Long-term travel means you have to do a few of those ‘normal’ things on the road… like eat fruit, buy new toothpaste, and… get a haircut. Our writer had put this off for too long, so she finally committed in Slovenia.
A few days before, I’d seen a chalk board outside a salon saying “Striženje €10”. I went back to it, with no more excuses. Bracing myself for the language barrier, I realised I’d left my phone at home; damn. It was set to be a tricky day. No translator. No maps.
When I found the familiar door with the blackboard outside, the sign said “sorry, closed”, but I could see people inside and a stylish hairdresser attending to a woman in the chair, so I tentatively pushed the door open.
“Dobrie den” said the hairdresser.
“Hi…hello. Do you speak English?” in my usual I’m-not-from-here stammer.
People were waiting on chairs and one big, white, squishy couch. Suddenly it was quiet and about half a dozen faces looked imploringly at me. A motherly woman on the couch asked me in English what I wanted done. I told her a cut and gestured at the ends of my hair by making my fingers into scissors; a universal sign.
She turned to the hairdresser who had apparently already dismissed me. The two women talked to each other and I was told it would be an hour’s wait and I could wait or come back. I had other errands to run so thanked both of them and took the latter option.

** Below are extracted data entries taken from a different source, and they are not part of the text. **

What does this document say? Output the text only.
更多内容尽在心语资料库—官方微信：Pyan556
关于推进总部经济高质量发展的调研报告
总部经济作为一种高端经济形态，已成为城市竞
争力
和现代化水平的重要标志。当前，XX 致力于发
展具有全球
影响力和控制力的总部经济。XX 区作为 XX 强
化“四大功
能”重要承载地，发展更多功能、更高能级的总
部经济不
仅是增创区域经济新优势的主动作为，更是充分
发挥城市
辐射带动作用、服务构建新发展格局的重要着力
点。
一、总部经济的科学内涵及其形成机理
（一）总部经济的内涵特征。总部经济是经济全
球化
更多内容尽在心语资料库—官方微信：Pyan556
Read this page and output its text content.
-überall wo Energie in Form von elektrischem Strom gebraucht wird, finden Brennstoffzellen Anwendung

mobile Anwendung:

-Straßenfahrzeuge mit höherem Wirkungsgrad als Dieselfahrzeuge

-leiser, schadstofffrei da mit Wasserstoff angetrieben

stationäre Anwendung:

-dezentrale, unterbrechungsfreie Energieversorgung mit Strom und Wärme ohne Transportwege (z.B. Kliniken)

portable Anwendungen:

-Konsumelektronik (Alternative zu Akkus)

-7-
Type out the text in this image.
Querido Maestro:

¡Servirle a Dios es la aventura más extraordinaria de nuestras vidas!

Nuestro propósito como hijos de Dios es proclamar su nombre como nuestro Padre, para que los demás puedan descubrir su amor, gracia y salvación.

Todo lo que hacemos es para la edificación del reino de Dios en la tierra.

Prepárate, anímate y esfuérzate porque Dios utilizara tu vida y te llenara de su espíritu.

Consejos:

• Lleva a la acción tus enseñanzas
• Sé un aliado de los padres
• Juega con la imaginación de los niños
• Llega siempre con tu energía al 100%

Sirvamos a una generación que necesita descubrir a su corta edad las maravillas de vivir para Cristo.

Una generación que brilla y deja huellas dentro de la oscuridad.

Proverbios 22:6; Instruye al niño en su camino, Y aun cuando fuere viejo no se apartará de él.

Time flew; I spent half an hour in the queue at the Post Office listening to a loud conversation between a Korean lady and a frustrated employee over a huge cardboard box as they misunderstood which part of the address in Seoul meant what.
It was two hours later when I finally returned to the salon on the other side of town. Thankfully, no-one was waiting, and there were just two customers in the salon chairs.
“Dobrie den” said the hairdresser automatically, intent on her work.
She then looked up and saw me and asked something in Slovenian. I was surprised… and stuck. Two other ladies who working on the nail table of the salon looked at me questioningly. I asked them if they spoke English and we went through the scissor-gesture motion again.
Taking my place on the white squishy couch – where the kind motherly lady had been – I waited. The hairdresser finished with the first woman and put curlers on the second woman with her head in the science-fiction-like dryer. This tiny old lady with white hair watched me suspiciously in the mirror as I repeatedly met her eye then looked around the room. It’s amazing how something so normal can be so foreign simply by being in a different country. I was a foreigner.
I was soon given a hand gesture at a salon chair and a smile. An apron appeared around me and the hairdresser wordlessly started to scoop up my hair and pin it, making no move to ask me how I wanted it. I held up a ‘this much’ kind of gesture with my hand – as if I had an influence! – and turned my slightly worried face into a thin smile. At least I had made it into a salon chair.
After a while the hairdresser relaxed and said something in Slovenian and the nail ladies responded. One of them said to me “she is admiring your colour”.
I grinned, relieved that it was a positive remark, and said thank you but she dismissed it like a grandmother dismisses a denial of teacake. She started to brush and said something else in Slovenian which the nail ladies didn’t translate; I wanted to say sorry it might be knotty, but the words stuck in my mouth.
The big silver mirror was soon produced, and I gave her the ‘all clear’ nod she was waiting for.
At a make-shift reception, the hairdresser said ‘ten’ and I handed her two well-worn fives. I thanked her for the tenth time and she and the nail ladies actually smiled as I left the shop into the midday sun.
I guess it’s true that travelling in this way forces you to step outside your comfort zone on an abstract level – when you’re not even trying to have an authentic experience; you’re just here to achieve something. Yes, there are bars and cafes that you can go to that aren’t touristic, but is there really a more local experience than getting a haircut in your average salon on a side-street without swapping words with the stranger who intimately bares the scissors?
I doubt it. Not all communication is verbal, and the language barrier is just that; a language barrier. Normal things can still be normal. Two people can still relate as humans and come to an understanding; which is, at the end of the day, one of the reasons we travel in the first place.
It was the best haircut I’ve ever had.